Theoretische Fundierung: Exzellenz in der Online-PR

Ebenso wie die klassische PR hat auch die Online-PR den strategischen Aufbau und die Pflege von Beziehungen zu Kunden, Partnern und ähnlichen Anspruchsgruppen zum Ziel. Der offensichtlichste Unterschied zur normalen PR besteht darin, dass Online-PR das Internet nutzt, um dies umzusetzen. Auch unterscheiden sich die zu erreichenden Anspruchsgruppen in ihrer Charakteristik: aus ehemals realen Anspruchsgruppen werden im Internet virtuelle Anspruchsgruppen, die sich erst durch das Vorhandensein des Internets bilden und auch nur über das Medium Internet erreicht werden können. Die Kommunikation ist hierbei entweder monolog- oder dialogorientiert.
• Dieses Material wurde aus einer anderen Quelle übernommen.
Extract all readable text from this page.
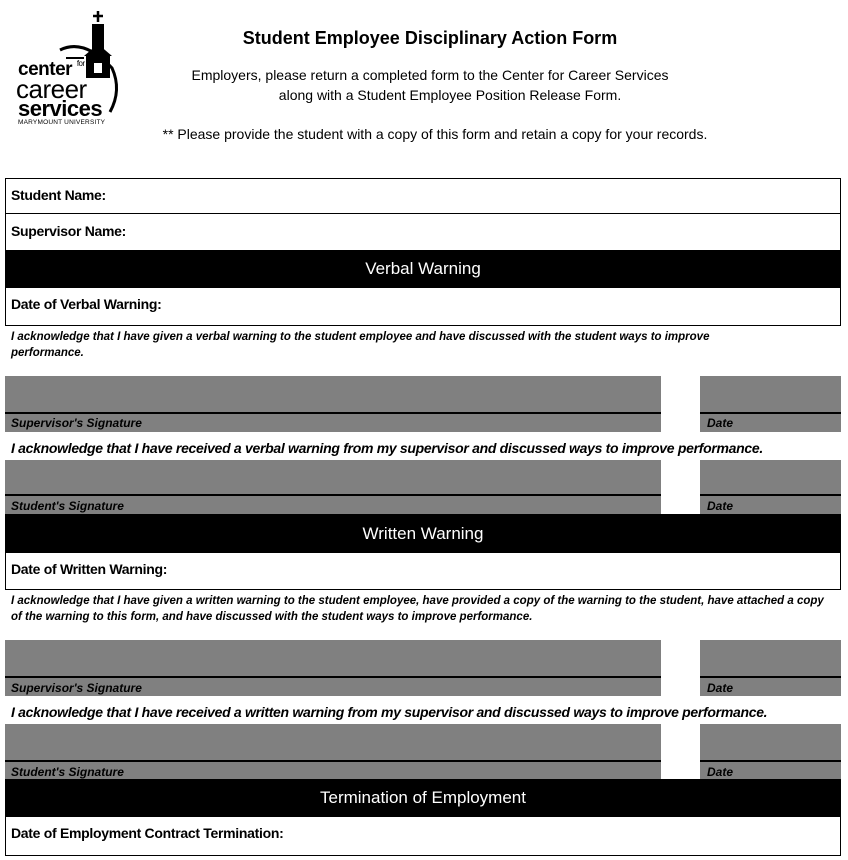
center $^{for}$
career
services
MARYMOUNT UNIVERSITY
Student Employee Disciplinary Action Form
Employers, please return a completed form to the Center for Career Services
along with a Student Employee Position Release Form.
** Please provide the student with a copy of this form and retain a copy for your records.
Student Name:
Supervisor Name:
Verbal Warning
Date of Verbal Warning:
I acknowledge that I have given a verbal warning to the student employee and have discussed with the student ways to improve performance.
Supervisor's Signature	Date
I acknowledge that I have received a verbal warning from my supervisor and discussed ways to improve performance.
Student's Signature	Date
Written Warning
Date of Written Warning:
I acknowledge that I have given a written warning to the student employee, have provided a copy of the warning to the student, have attached a copy of the warning to this form, and have discussed with the student ways to improve performance.
Supervisor's Signature	Date
I acknowledge that I have received a written warning from my supervisor and discussed ways to improve performance.
Student's Signature	Date
Termination of Employment
Date of Employment Contract Termination:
Auch zeichnen sich Internetnutzer durch Attribute aus, welche für das Internet charakteristisch sind: Schnelligkeit, Individualität, Flexibilität, Internationalität, Multimedialität, Hypermedialität, Selektivität und Interaktivität(vgl. Ruisinger 2011). Als allgemeine Erfolgsfaktoren für die Öffentlichkeitsarbeit im virtuellen Raum nennt Kielholz (2008) die folgenden drei Elemente: Transparenz, Authentizität und Dialogbereitschaft. Diese Faktoren sind nicht nur für Online-Kommunikationen elementar, sondern gelten auch für (PR-)Kommunikation im Allgemeinen. Durch die bereits oben genannten Charakteristika des Internets wird die Bedeutung für diese drei Faktoren allerdings vervielfacht. Informationen werden schnell und weltweit verbreitet und können theoretisch von jedem beliebigen Ort auf der Welt abgerufen werden. Transparenz der Online-PR ist somit ein wichtiger Bestandteil der Unternehmenskommunikation im World Wide Web. Eventuellen Problematiken, die aus dieser Transparenz erwachsen können, kann man durch ein authentisches Auftreten entgegenwirken. Authentizität bedeutet in diesem Kontext, nur tatsächliche und real stattfindende Handlungen zu kommunizieren und keine fiktiven Ereignisse zu vermitteln.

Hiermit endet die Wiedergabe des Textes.